A simple solution to the problem of finding the k nearest terminal vertices is
to run Dijkstra's algorithm from each of the terminal vertices, forming a |T| by |V| matrix. Then for each vertex i we examine the i-th column of the matrix and pick the k nearest cells (this can be done efficiently using Hoare's selection algorithm). The runtime of this method is O(|T||V|log|V| + |E|).
However, this approach is wasteful, since it spends a lot of time finding irrelevant shortest paths from terminals to vertices that are very far from them.

This module implements a faster approach that can be described as performing |T| Dijkstra runs in parallel combined with an early stopping rule that prevents unnecessary traversals. This stopping rule simply stops exploring vertices once we have found shortest paths from k different terminals.
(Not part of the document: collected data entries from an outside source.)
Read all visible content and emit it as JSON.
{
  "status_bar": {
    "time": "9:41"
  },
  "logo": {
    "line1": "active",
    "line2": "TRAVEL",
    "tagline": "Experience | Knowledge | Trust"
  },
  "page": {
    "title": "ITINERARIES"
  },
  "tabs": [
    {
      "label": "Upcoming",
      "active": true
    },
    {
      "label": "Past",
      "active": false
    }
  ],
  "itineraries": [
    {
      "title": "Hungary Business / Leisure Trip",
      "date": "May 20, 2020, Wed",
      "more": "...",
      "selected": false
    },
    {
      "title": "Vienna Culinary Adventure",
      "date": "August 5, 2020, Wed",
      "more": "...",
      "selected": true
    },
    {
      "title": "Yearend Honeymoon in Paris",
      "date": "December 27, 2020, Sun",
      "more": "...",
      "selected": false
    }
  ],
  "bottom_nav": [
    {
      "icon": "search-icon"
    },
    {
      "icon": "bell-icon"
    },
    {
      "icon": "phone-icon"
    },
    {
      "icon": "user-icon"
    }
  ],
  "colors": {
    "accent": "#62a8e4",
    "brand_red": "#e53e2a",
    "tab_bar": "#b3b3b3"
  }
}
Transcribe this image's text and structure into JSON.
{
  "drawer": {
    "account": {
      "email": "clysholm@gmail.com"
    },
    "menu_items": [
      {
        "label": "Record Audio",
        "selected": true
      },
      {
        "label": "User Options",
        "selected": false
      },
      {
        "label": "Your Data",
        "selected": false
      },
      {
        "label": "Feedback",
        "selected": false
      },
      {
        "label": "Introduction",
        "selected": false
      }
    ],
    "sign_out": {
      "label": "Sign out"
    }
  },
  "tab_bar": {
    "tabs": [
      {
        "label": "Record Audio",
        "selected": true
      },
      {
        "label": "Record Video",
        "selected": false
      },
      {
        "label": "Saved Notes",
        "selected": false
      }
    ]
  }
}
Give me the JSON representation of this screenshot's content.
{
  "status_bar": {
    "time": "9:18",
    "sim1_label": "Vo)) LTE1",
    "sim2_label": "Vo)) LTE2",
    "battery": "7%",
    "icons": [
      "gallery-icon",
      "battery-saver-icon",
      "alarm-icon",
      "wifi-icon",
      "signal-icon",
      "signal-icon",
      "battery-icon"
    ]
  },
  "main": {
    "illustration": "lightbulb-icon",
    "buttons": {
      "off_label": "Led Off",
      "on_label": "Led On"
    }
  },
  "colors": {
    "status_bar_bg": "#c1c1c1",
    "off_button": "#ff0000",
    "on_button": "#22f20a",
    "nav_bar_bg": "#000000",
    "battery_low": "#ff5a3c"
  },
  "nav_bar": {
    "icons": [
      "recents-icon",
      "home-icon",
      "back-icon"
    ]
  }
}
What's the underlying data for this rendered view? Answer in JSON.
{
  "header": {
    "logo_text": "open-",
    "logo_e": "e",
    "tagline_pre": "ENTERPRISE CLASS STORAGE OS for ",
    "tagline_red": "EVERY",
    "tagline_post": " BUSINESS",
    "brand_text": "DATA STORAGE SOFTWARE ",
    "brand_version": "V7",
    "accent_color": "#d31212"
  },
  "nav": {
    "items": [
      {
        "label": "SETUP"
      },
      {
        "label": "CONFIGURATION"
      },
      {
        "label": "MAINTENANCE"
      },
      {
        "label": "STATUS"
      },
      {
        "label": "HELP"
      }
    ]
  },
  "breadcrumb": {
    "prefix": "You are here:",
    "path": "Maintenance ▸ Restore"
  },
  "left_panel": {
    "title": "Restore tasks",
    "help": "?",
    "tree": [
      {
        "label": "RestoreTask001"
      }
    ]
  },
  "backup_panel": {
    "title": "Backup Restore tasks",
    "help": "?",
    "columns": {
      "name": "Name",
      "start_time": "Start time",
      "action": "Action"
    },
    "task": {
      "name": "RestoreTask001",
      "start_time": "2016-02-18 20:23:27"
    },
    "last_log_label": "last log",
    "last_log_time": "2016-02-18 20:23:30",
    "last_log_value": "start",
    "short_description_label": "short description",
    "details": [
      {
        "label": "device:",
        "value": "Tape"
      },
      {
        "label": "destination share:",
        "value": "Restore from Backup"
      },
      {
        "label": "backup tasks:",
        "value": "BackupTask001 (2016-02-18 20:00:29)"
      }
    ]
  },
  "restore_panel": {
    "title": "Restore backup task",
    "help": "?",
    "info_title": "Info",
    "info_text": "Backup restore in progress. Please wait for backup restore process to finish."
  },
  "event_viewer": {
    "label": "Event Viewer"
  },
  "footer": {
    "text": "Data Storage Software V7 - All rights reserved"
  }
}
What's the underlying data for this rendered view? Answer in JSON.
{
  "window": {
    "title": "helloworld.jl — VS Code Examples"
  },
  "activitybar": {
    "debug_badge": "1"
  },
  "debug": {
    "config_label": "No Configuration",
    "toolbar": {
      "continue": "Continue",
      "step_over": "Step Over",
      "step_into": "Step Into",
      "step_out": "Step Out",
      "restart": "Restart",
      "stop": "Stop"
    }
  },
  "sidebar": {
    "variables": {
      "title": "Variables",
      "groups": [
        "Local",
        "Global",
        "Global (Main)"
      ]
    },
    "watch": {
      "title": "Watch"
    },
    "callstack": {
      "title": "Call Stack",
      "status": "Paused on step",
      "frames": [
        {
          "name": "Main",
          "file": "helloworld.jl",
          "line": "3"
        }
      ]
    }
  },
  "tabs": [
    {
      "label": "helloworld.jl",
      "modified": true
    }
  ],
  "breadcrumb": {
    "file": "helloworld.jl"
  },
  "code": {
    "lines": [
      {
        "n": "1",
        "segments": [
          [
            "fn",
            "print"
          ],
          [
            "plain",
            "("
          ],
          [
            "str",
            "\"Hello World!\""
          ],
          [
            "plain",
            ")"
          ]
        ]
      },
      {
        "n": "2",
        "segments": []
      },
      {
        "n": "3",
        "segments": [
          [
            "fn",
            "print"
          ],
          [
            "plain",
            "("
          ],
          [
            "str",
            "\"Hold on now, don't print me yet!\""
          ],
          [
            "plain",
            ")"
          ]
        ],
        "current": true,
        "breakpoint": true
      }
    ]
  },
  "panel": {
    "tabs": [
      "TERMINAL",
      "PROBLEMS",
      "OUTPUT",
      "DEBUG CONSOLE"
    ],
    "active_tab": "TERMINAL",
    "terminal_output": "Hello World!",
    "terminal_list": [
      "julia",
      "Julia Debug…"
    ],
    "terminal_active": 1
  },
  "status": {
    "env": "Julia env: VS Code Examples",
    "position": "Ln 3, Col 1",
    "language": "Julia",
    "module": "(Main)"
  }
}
For more details, including a proof of correctness and runtime bounds, see Section 4 and Appendix B of our paper:

[Amit Moscovich](https://mosco.github.io), [Ariel Jaffe](https://arieljaffe.wixsite.com/homepage), [Boaz Nadler](http://www.weizmann.ac.il/math/Nadler/home)
[**Minimax-optimal semi-supervised regression on unknown manifolds**](https://arxiv.org/abs/1611.02221),
AISTATS (2017).

Please cite our paper if using this code for your research.